EXPLAIN (BUFFERS, ANALYSE)
SELECT metric,
       area_code,
       MAX(area_name) AS area_name,
       percentile_cont(.25) WITHIN GROUP (ORDER BY (ts.payload ->> 'value')::FLOAT) AS first_quantile,
       percentile_cont(.5)  WITHIN GROUP (ORDER BY (ts.payload ->> 'value')::FLOAT) AS median,
       percentile_cont(.75) WITHIN GROUP (ORDER BY (ts.payload ->> 'value')::FLOAT) AS third_quantile
FROM covid19.time_series AS ts
  JOIN covid19.area_reference   AS ar ON ar.id = ts.area_id
  JOIN covid19.metric_reference AS mr ON mr.id = ts.metric_id
WHERE ts.date BETWEEN '2021-08-05' AND '2021-11-05'
  AND ts.partition_id = '2021_11_10|ltla'
  AND NOT (metric ILIKE '%direction%' OR metric ILIKE '%demog%')
GROUP BY metric, area_code
ORDER BY median DESC;

COMMIT;

QUERY PLAN
Planning:
  Buffers: shared hit=29
Planning Time: 2.090 ms
JIT:
  Functions: 8
  Options: Inlining false, Optimization false, Expressions true, Deforming true
  Timing: Generation 1.471 ms, Inlining 0.000 ms, Optimization 0.485 ms, Emission 6.421 ms, Total 8.377 ms
Execution Time: 12750.490 ms

We can see that despite the overhead, the execution time is — albeit marginally — shorter with JIT.

No quick answer

We all enjoy one-size-fits-all solutions, but unfortunately there is no such thing in high performance computing.

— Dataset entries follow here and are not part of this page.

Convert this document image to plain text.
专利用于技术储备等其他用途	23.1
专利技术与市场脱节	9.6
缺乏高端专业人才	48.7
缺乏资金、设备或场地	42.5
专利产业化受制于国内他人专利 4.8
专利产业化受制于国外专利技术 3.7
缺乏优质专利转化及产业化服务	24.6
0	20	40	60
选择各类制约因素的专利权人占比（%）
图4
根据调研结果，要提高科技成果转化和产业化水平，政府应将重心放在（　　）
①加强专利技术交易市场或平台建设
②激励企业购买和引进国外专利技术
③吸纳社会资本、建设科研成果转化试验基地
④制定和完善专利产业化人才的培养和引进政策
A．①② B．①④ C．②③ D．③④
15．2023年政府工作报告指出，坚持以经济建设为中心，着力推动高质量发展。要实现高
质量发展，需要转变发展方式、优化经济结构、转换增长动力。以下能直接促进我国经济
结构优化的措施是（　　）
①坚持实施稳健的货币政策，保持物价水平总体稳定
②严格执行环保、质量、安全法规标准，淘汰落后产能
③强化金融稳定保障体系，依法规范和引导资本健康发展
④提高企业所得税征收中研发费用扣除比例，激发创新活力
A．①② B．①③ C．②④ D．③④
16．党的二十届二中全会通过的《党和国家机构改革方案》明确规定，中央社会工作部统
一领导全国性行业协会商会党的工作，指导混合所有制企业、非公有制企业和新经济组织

It is often easy to look from the outside and prescribe a generic solution to any given problem; however, whether or not such solutions prove helpful may only be determined through meticulous experimentation on the specific product.

Following this incident, the Postgres team at Microsoft Azure have decided to consider changing the default setting in Postgres 14 and turn JIT off for new instances.

Acknowledgement

Finally, I would like to thank the Azure Postgres (Hyperscale) team for their commitment and dedicate support, day, night, and midnight!